More and more back catalogue material is being released, often in very affordable multiple CD sets. But in spite of the mystique associated with great names in the conductor canon, when compared to the leading modern practitioners, many of these so-called great conductors are seriously overrated.

As Rene Jacobs recently pointed out, period-instrument-informed practice -“ whether played on so-called authentic instruments or not -“ is now the mainstream classical music practice. Jacobs and others are building a genuinely new approach to both old and new music, which draws on a range of traditions.

Two new re-releases provide an opportunity to assess how two of the great conductors approach Haydn, a composer who has also been well served by the period instrument brigade.

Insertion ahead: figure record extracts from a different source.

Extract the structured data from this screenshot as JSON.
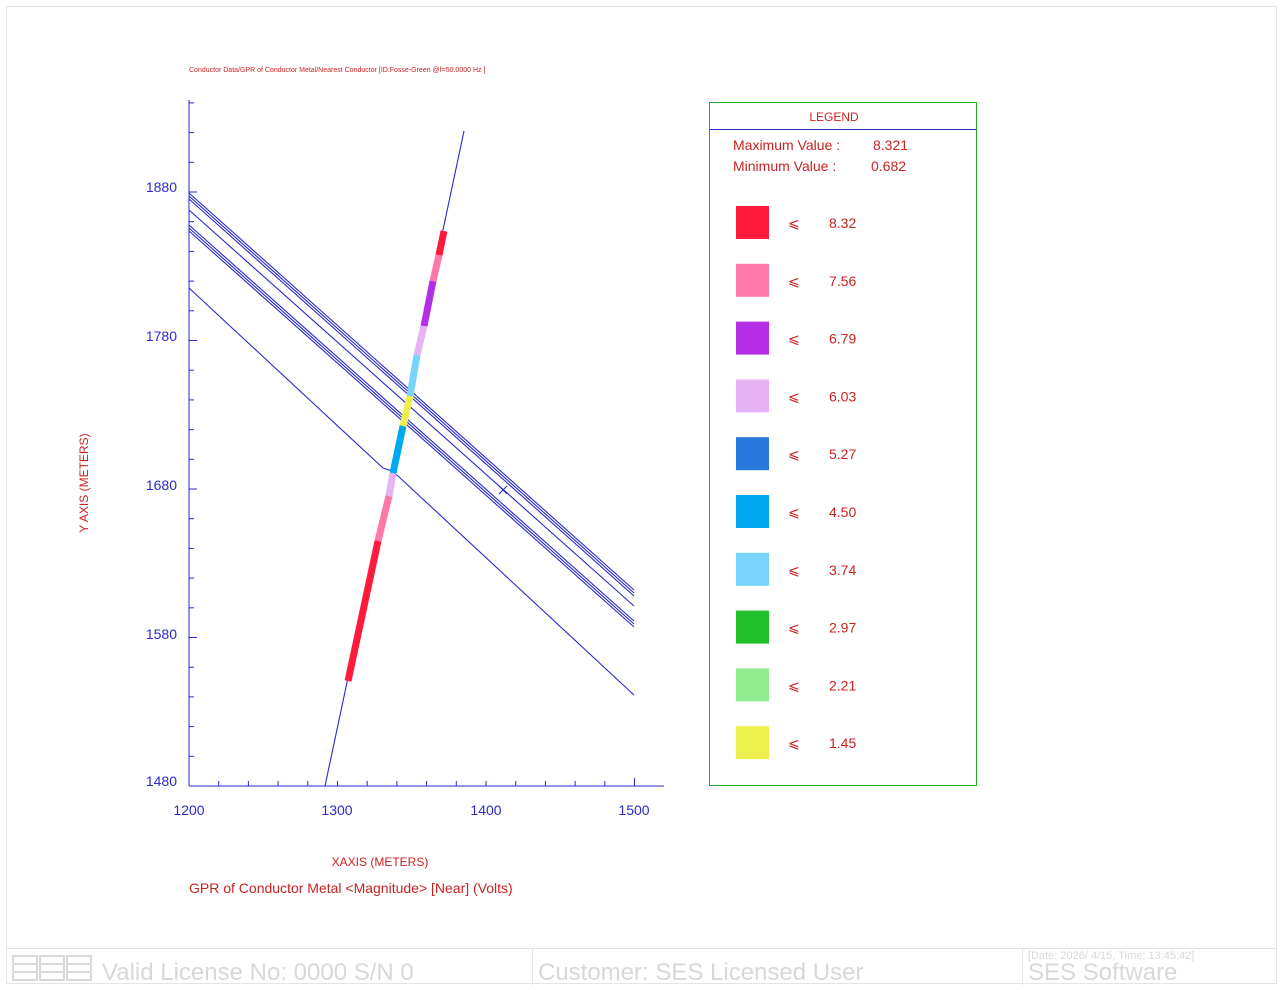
{
  "plot": {
    "title": "Conductor Data/GPR of Conductor Metal/Nearest Conductor [ID:Fosse-Green @f=50.0000 Hz ]",
    "ylabel": "Y AXIS  (METERS)",
    "xlabel": "XAXIS  (METERS)",
    "subtitle": "GPR of Conductor Metal <Magnitude> [Near] (Volts)",
    "xticks": [
      "1200",
      "1300",
      "1400",
      "1500"
    ],
    "yticks": [
      "1880",
      "1780",
      "1680",
      "1580",
      "1480"
    ],
    "colors": {
      "axis": "#2a2acc",
      "text": "#cc2222",
      "legend_border": "#22aa22"
    }
  },
  "legend": {
    "title": "LEGEND",
    "max_label": "Maximum Value :",
    "max_value": "8.321",
    "min_label": "Minimum Value :",
    "min_value": "0.682",
    "symbol": "⩽",
    "items": [
      {
        "color": "#ff1a3c",
        "value": "8.32"
      },
      {
        "color": "#ff78a8",
        "value": "7.56"
      },
      {
        "color": "#b42ee6",
        "value": "6.79"
      },
      {
        "color": "#e6b4f4",
        "value": "6.03"
      },
      {
        "color": "#2878dc",
        "value": "5.27"
      },
      {
        "color": "#00a8f0",
        "value": "4.50"
      },
      {
        "color": "#78d4fa",
        "value": "3.74"
      },
      {
        "color": "#22c02a",
        "value": "2.97"
      },
      {
        "color": "#90ee90",
        "value": "2.21"
      },
      {
        "color": "#eef050",
        "value": "1.45"
      }
    ]
  },
  "footer": {
    "license": "Valid License No: 0000 S/N 0",
    "customer": "Customer: SES Licensed User",
    "date": "[Date: 2026/ 4/15, Time: 13:45:42]",
    "software": "SES Software"
  }
}
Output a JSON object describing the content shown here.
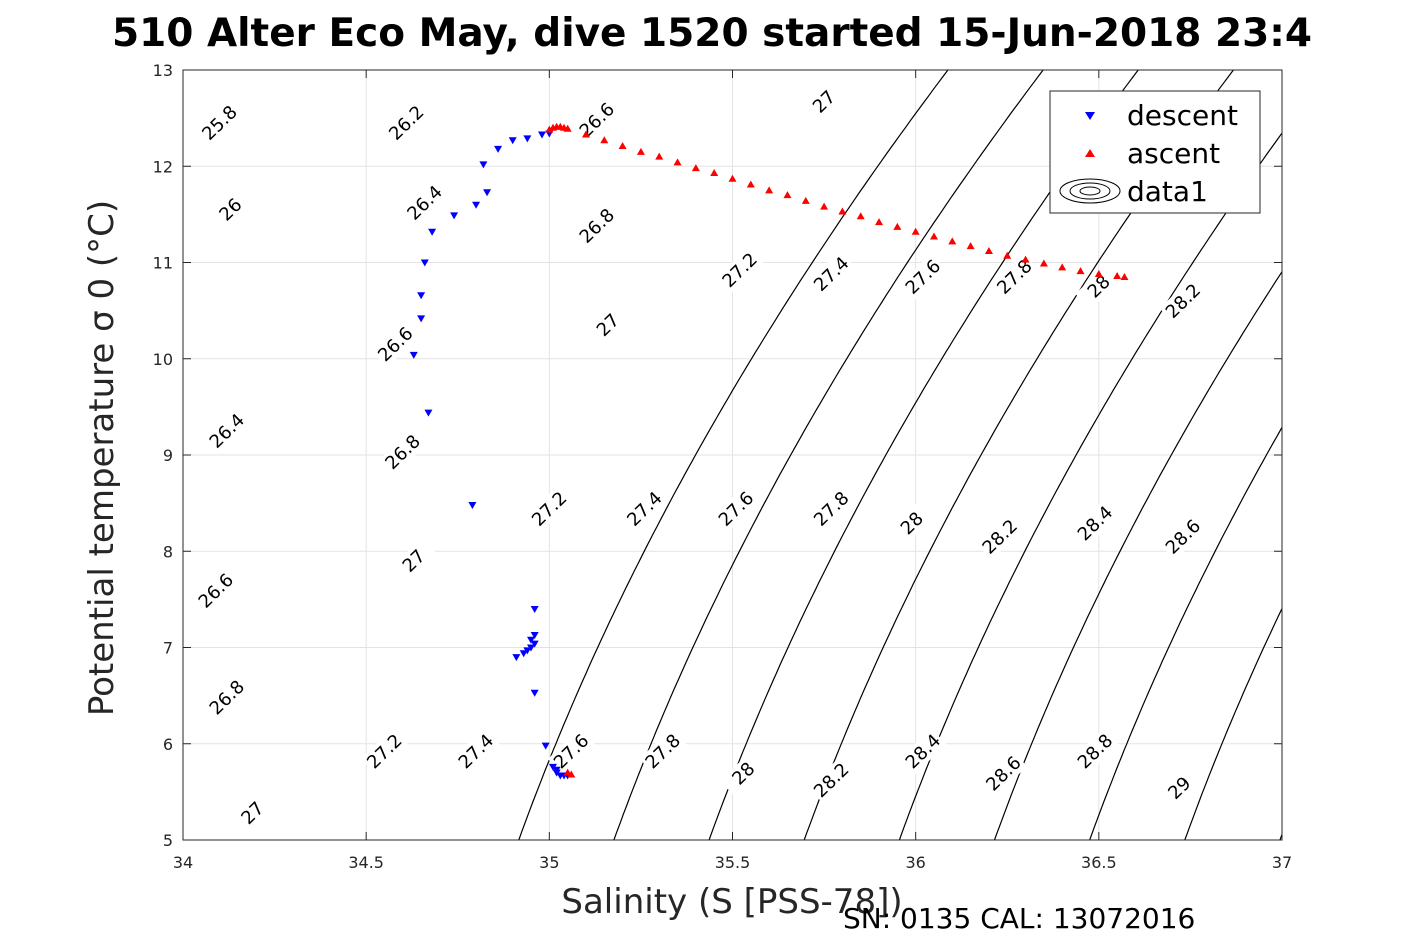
{
  "chart_data": {
    "type": "scatter",
    "title": "510 Alter Eco May, dive 1520 started 15-Jun-2018 23:4",
    "xlabel": "Salinity (S [PSS-78])",
    "ylabel": "Potential temperature σ 0 (°C)",
    "xlim": [
      34,
      37
    ],
    "ylim": [
      5,
      13
    ],
    "xticks": [
      34,
      34.5,
      35,
      35.5,
      36,
      36.5,
      37
    ],
    "xtick_labels": [
      "34",
      "34.5",
      "35",
      "35.5",
      "36",
      "36.5",
      "37"
    ],
    "yticks": [
      5,
      6,
      7,
      8,
      9,
      10,
      11,
      12,
      13
    ],
    "ytick_labels": [
      "5",
      "6",
      "7",
      "8",
      "9",
      "10",
      "11",
      "12",
      "13"
    ],
    "grid": true,
    "legend_position": "top-right",
    "footnote": "SN: 0135  CAL: 13072016",
    "series": [
      {
        "name": "descent",
        "marker": "triangle-down",
        "color": "#0000ff",
        "x": [
          35.0,
          34.98,
          34.94,
          34.9,
          34.86,
          34.82,
          34.8,
          34.83,
          34.74,
          34.68,
          34.66,
          34.65,
          34.65,
          34.63,
          34.67,
          34.79,
          34.96,
          34.96,
          34.95,
          34.96,
          34.95,
          34.94,
          34.93,
          34.91,
          34.96,
          34.99,
          35.01,
          35.02,
          35.02,
          35.03,
          35.04,
          35.05
        ],
        "y": [
          12.34,
          12.33,
          12.29,
          12.27,
          12.18,
          12.02,
          11.6,
          11.73,
          11.49,
          11.32,
          11.0,
          10.66,
          10.42,
          10.04,
          9.44,
          8.48,
          7.4,
          7.13,
          7.08,
          7.04,
          7.0,
          6.97,
          6.94,
          6.9,
          6.53,
          5.98,
          5.76,
          5.73,
          5.7,
          5.67,
          5.67,
          5.67
        ]
      },
      {
        "name": "ascent",
        "marker": "triangle-up",
        "color": "#ff0000",
        "x": [
          35.06,
          35.05,
          35.0,
          35.01,
          35.02,
          35.03,
          35.04,
          35.05,
          35.1,
          35.15,
          35.2,
          35.25,
          35.3,
          35.35,
          35.4,
          35.45,
          35.5,
          35.55,
          35.6,
          35.65,
          35.7,
          35.75,
          35.8,
          35.85,
          35.9,
          35.95,
          36.0,
          36.05,
          36.1,
          36.15,
          36.2,
          36.25,
          36.3,
          36.35,
          36.4,
          36.45,
          36.5,
          36.55,
          36.57
        ],
        "y": [
          5.68,
          5.7,
          12.38,
          12.4,
          12.41,
          12.41,
          12.4,
          12.39,
          12.33,
          12.27,
          12.21,
          12.15,
          12.1,
          12.04,
          11.98,
          11.93,
          11.87,
          11.81,
          11.75,
          11.7,
          11.64,
          11.58,
          11.53,
          11.48,
          11.42,
          11.37,
          11.32,
          11.27,
          11.22,
          11.17,
          11.12,
          11.07,
          11.03,
          10.99,
          10.95,
          10.91,
          10.88,
          10.86,
          10.85
        ]
      },
      {
        "name": "data1",
        "type": "contour",
        "color": "#000000",
        "levels": [
          25.8,
          26,
          26.2,
          26.4,
          26.6,
          26.8,
          27,
          27.2,
          27.4,
          27.6,
          27.8,
          28,
          28.2,
          28.4,
          28.6,
          28.8,
          29
        ]
      }
    ],
    "contour_labels": [
      {
        "text": "25.8",
        "s": 34.1,
        "t": 12.45
      },
      {
        "text": "26.2",
        "s": 34.61,
        "t": 12.45
      },
      {
        "text": "26.6",
        "s": 35.13,
        "t": 12.48
      },
      {
        "text": "27",
        "s": 35.75,
        "t": 12.67
      },
      {
        "text": "26",
        "s": 34.13,
        "t": 11.55
      },
      {
        "text": "26.4",
        "s": 34.66,
        "t": 11.62
      },
      {
        "text": "26.8",
        "s": 35.13,
        "t": 11.38
      },
      {
        "text": "27.2",
        "s": 35.52,
        "t": 10.92
      },
      {
        "text": "27.4",
        "s": 35.77,
        "t": 10.88
      },
      {
        "text": "27.6",
        "s": 36.02,
        "t": 10.85
      },
      {
        "text": "27.8",
        "s": 36.27,
        "t": 10.85
      },
      {
        "text": "28",
        "s": 36.5,
        "t": 10.75
      },
      {
        "text": "28.2",
        "s": 36.73,
        "t": 10.6
      },
      {
        "text": "27",
        "s": 35.16,
        "t": 10.35
      },
      {
        "text": "26.6",
        "s": 34.58,
        "t": 10.15
      },
      {
        "text": "26.4",
        "s": 34.12,
        "t": 9.25
      },
      {
        "text": "26.8",
        "s": 34.6,
        "t": 9.03
      },
      {
        "text": "27.2",
        "s": 35.0,
        "t": 8.44
      },
      {
        "text": "27.4",
        "s": 35.26,
        "t": 8.44
      },
      {
        "text": "27.6",
        "s": 35.51,
        "t": 8.44
      },
      {
        "text": "27.8",
        "s": 35.77,
        "t": 8.44
      },
      {
        "text": "28",
        "s": 35.99,
        "t": 8.29
      },
      {
        "text": "28.2",
        "s": 36.23,
        "t": 8.15
      },
      {
        "text": "28.4",
        "s": 36.49,
        "t": 8.29
      },
      {
        "text": "28.6",
        "s": 36.73,
        "t": 8.15
      },
      {
        "text": "27",
        "s": 34.63,
        "t": 7.9
      },
      {
        "text": "26.6",
        "s": 34.09,
        "t": 7.59
      },
      {
        "text": "26.8",
        "s": 34.12,
        "t": 6.48
      },
      {
        "text": "27.2",
        "s": 34.55,
        "t": 5.92
      },
      {
        "text": "27.4",
        "s": 34.8,
        "t": 5.92
      },
      {
        "text": "27.6",
        "s": 35.06,
        "t": 5.92
      },
      {
        "text": "27.8",
        "s": 35.31,
        "t": 5.92
      },
      {
        "text": "28",
        "s": 35.53,
        "t": 5.69
      },
      {
        "text": "28.2",
        "s": 35.77,
        "t": 5.62
      },
      {
        "text": "28.4",
        "s": 36.02,
        "t": 5.92
      },
      {
        "text": "28.6",
        "s": 36.24,
        "t": 5.69
      },
      {
        "text": "28.8",
        "s": 36.49,
        "t": 5.92
      },
      {
        "text": "29",
        "s": 36.72,
        "t": 5.54
      },
      {
        "text": "27",
        "s": 34.19,
        "t": 5.28
      }
    ]
  }
}
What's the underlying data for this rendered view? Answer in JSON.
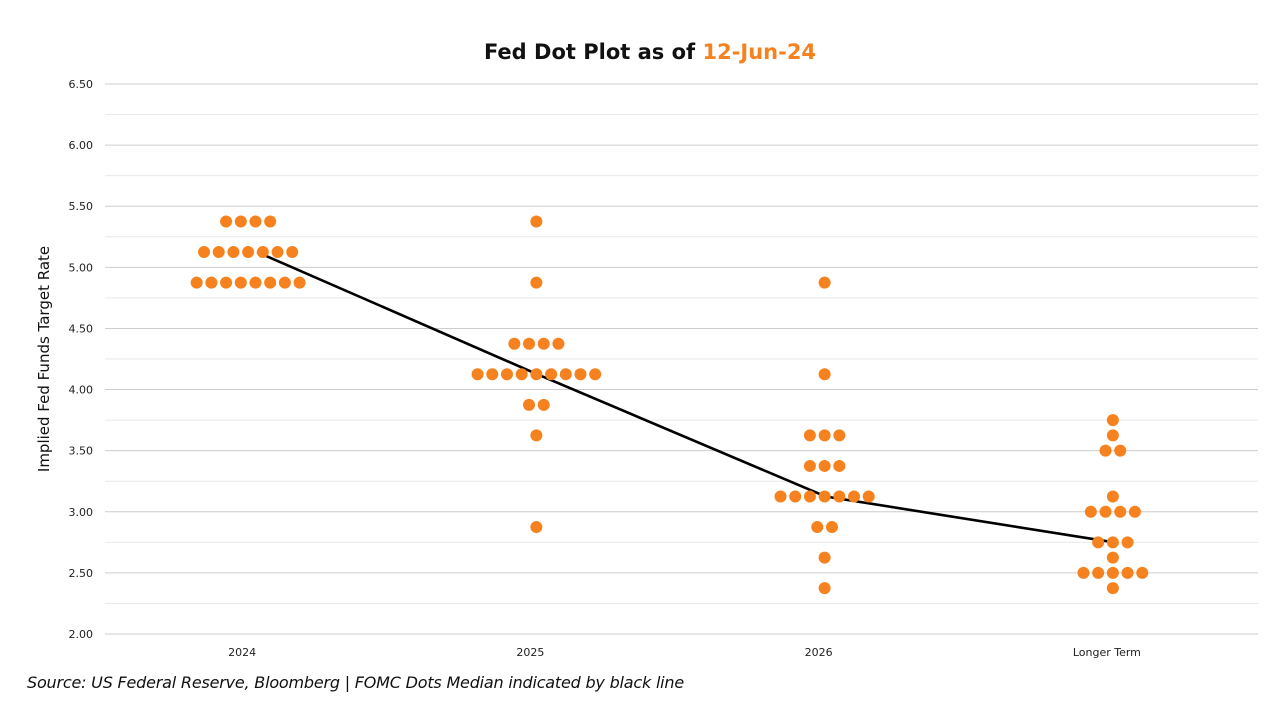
{
  "chart_data": {
    "type": "scatter",
    "title": "Fed Dot Plot as of ",
    "title_date": "12-Jun-24",
    "xlabel": "",
    "ylabel": "Implied Fed Funds Target Rate",
    "ylim": [
      2.0,
      6.5
    ],
    "yticks": [
      "2.00",
      "2.50",
      "3.00",
      "3.50",
      "4.00",
      "4.50",
      "5.00",
      "5.50",
      "6.00",
      "6.50"
    ],
    "ytick_values": [
      2.0,
      2.5,
      3.0,
      3.5,
      4.0,
      4.5,
      5.0,
      5.5,
      6.0,
      6.5
    ],
    "minor_grid_step": 0.25,
    "grid": true,
    "categories": [
      "2024",
      "2025",
      "2026",
      "Longer Term"
    ],
    "dot_color": "#F5821F",
    "median_line_color": "#000000",
    "dots": [
      {
        "category": "2024",
        "levels": [
          {
            "rate": 5.375,
            "count": 4
          },
          {
            "rate": 5.125,
            "count": 7
          },
          {
            "rate": 4.875,
            "count": 8
          }
        ]
      },
      {
        "category": "2025",
        "levels": [
          {
            "rate": 5.375,
            "count": 1
          },
          {
            "rate": 4.875,
            "count": 1
          },
          {
            "rate": 4.375,
            "count": 4
          },
          {
            "rate": 4.125,
            "count": 9
          },
          {
            "rate": 3.875,
            "count": 2
          },
          {
            "rate": 3.625,
            "count": 1
          },
          {
            "rate": 2.875,
            "count": 1
          }
        ]
      },
      {
        "category": "2026",
        "levels": [
          {
            "rate": 4.875,
            "count": 1
          },
          {
            "rate": 4.125,
            "count": 1
          },
          {
            "rate": 3.625,
            "count": 3
          },
          {
            "rate": 3.375,
            "count": 3
          },
          {
            "rate": 3.125,
            "count": 7
          },
          {
            "rate": 2.875,
            "count": 2
          },
          {
            "rate": 2.625,
            "count": 1
          },
          {
            "rate": 2.375,
            "count": 1
          }
        ]
      },
      {
        "category": "Longer Term",
        "levels": [
          {
            "rate": 3.75,
            "count": 1
          },
          {
            "rate": 3.625,
            "count": 1
          },
          {
            "rate": 3.5,
            "count": 2
          },
          {
            "rate": 3.125,
            "count": 1
          },
          {
            "rate": 3.0,
            "count": 4
          },
          {
            "rate": 2.75,
            "count": 3
          },
          {
            "rate": 2.625,
            "count": 1
          },
          {
            "rate": 2.5,
            "count": 5
          },
          {
            "rate": 2.375,
            "count": 1
          }
        ]
      }
    ],
    "median": {
      "name": "FOMC Dots Median",
      "values": [
        5.125,
        4.125,
        3.125,
        2.75
      ]
    }
  },
  "footer": {
    "source": "Source: US Federal Reserve, Bloomberg | FOMC Dots Median indicated by black line"
  }
}
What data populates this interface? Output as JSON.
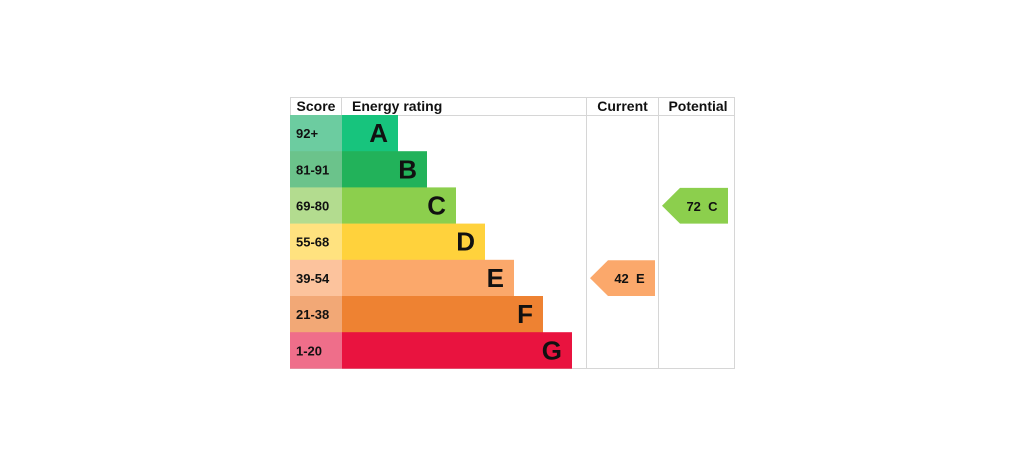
{
  "headers": {
    "score": "Score",
    "rating": "Energy rating",
    "current": "Current",
    "potential": "Potential"
  },
  "chart_data": {
    "type": "bar",
    "bands": [
      {
        "letter": "A",
        "range": "92+",
        "min": 92,
        "max": 100,
        "color": "#17c47d",
        "score_color": "#6ccca0"
      },
      {
        "letter": "B",
        "range": "81-91",
        "min": 81,
        "max": 91,
        "color": "#22b25a",
        "score_color": "#6bc38b"
      },
      {
        "letter": "C",
        "range": "69-80",
        "min": 69,
        "max": 80,
        "color": "#8ccf4d",
        "score_color": "#b3dc8f"
      },
      {
        "letter": "D",
        "range": "55-68",
        "min": 55,
        "max": 68,
        "color": "#ffd23c",
        "score_color": "#ffe27f"
      },
      {
        "letter": "E",
        "range": "39-54",
        "min": 39,
        "max": 54,
        "color": "#fba86b",
        "score_color": "#fcc39d"
      },
      {
        "letter": "F",
        "range": "21-38",
        "min": 21,
        "max": 38,
        "color": "#ee8232",
        "score_color": "#f2a876"
      },
      {
        "letter": "G",
        "range": "1-20",
        "min": 1,
        "max": 20,
        "color": "#e9133f",
        "score_color": "#ef6e8a"
      }
    ],
    "current": {
      "score": 42,
      "letter": "E",
      "label": "42  E",
      "color": "#fba86b"
    },
    "potential": {
      "score": 72,
      "letter": "C",
      "label": "72  C",
      "color": "#8ccf4d"
    }
  }
}
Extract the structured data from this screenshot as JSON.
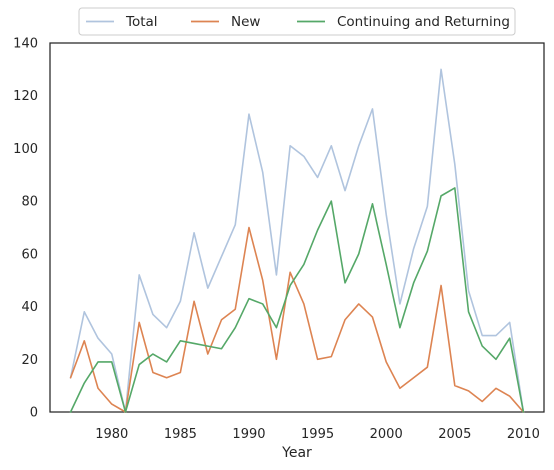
{
  "chart_data": {
    "type": "line",
    "title": "",
    "xlabel": "Year",
    "ylabel": "",
    "xlim": [
      1975.5,
      2011.5
    ],
    "ylim": [
      0,
      140
    ],
    "x_ticks": [
      1980,
      1985,
      1990,
      1995,
      2000,
      2005,
      2010
    ],
    "y_ticks": [
      0,
      20,
      40,
      60,
      80,
      100,
      120,
      140
    ],
    "grid": false,
    "legend_position": "top-center",
    "x": [
      1977,
      1978,
      1979,
      1980,
      1981,
      1982,
      1983,
      1984,
      1985,
      1986,
      1987,
      1988,
      1989,
      1990,
      1991,
      1992,
      1993,
      1994,
      1995,
      1996,
      1997,
      1998,
      1999,
      2000,
      2001,
      2002,
      2003,
      2004,
      2005,
      2006,
      2007,
      2008,
      2009,
      2010
    ],
    "series": [
      {
        "name": "Total",
        "color": "#b0c4de",
        "values": [
          13,
          38,
          28,
          22,
          0,
          52,
          37,
          32,
          42,
          68,
          47,
          59,
          71,
          113,
          91,
          52,
          101,
          97,
          89,
          101,
          84,
          101,
          115,
          75,
          41,
          62,
          78,
          130,
          94,
          46,
          29,
          29,
          34,
          0
        ]
      },
      {
        "name": "New",
        "color": "#dd8452",
        "values": [
          13,
          27,
          9,
          3,
          0,
          34,
          15,
          13,
          15,
          42,
          22,
          35,
          39,
          70,
          50,
          20,
          53,
          41,
          20,
          21,
          35,
          41,
          36,
          19,
          9,
          13,
          17,
          48,
          10,
          8,
          4,
          9,
          6,
          0
        ]
      },
      {
        "name": "Continuing and Returning",
        "color": "#55a868",
        "values": [
          0,
          11,
          19,
          19,
          0,
          18,
          22,
          19,
          27,
          26,
          25,
          24,
          32,
          43,
          41,
          32,
          48,
          56,
          69,
          80,
          49,
          60,
          79,
          56,
          32,
          49,
          61,
          82,
          85,
          38,
          25,
          20,
          28,
          0
        ]
      }
    ]
  }
}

HAYDN: LONDON SYMPHONIES [Georg Solti/London Symphony]
I’ve never bothered to listen to much of Georg Solti and after sampling his approach to Haydn I won’t be chasing up his back catalogue. This is not to say that I am completely oblivious to his charms. His symphonic sound is full of great energy and his control can be mesmerising at times. But there is something almost brutal in his wall of sound approach that seems to me to be inimical to the delicate way that Haydn builds such delightful melodic structures.

HAYDN: SYMPHONIES/CREATION [Leonard Bernstein Complete DG Recordings]
Leonard Bernstein’s work as a conductor does not fall easily into neat categorisation. He was famously manic and charming and in his early career condemned by critics as lacking classical seriousness. But it is this very spritely individuality that makes his music not perfect but great. His 1960 recordings of Haydn were hailed even by his detractors and marked the moment when the musical establishment began to take him more seriously. These DG symphony recordings were completed in the late 1980s and feature the mature Bernstein with the Vienna Philharmonic. What a combination! The magic of the Vienna strings is fully liberated by Bernstein’s individual touch and although he often employs a big massed sound he manages to imbue it with the subtlety that Haydn deserves.

Bernstein’s The Creation has some great singing but it’s here that the period conductors (either John Eliot Gardiner’s classic recording or Rene Jacobs’s magnificent recent release) beat even this great old-timer hands down. For a period approach to the symphonies try Bruno Weil and Tafelmusik.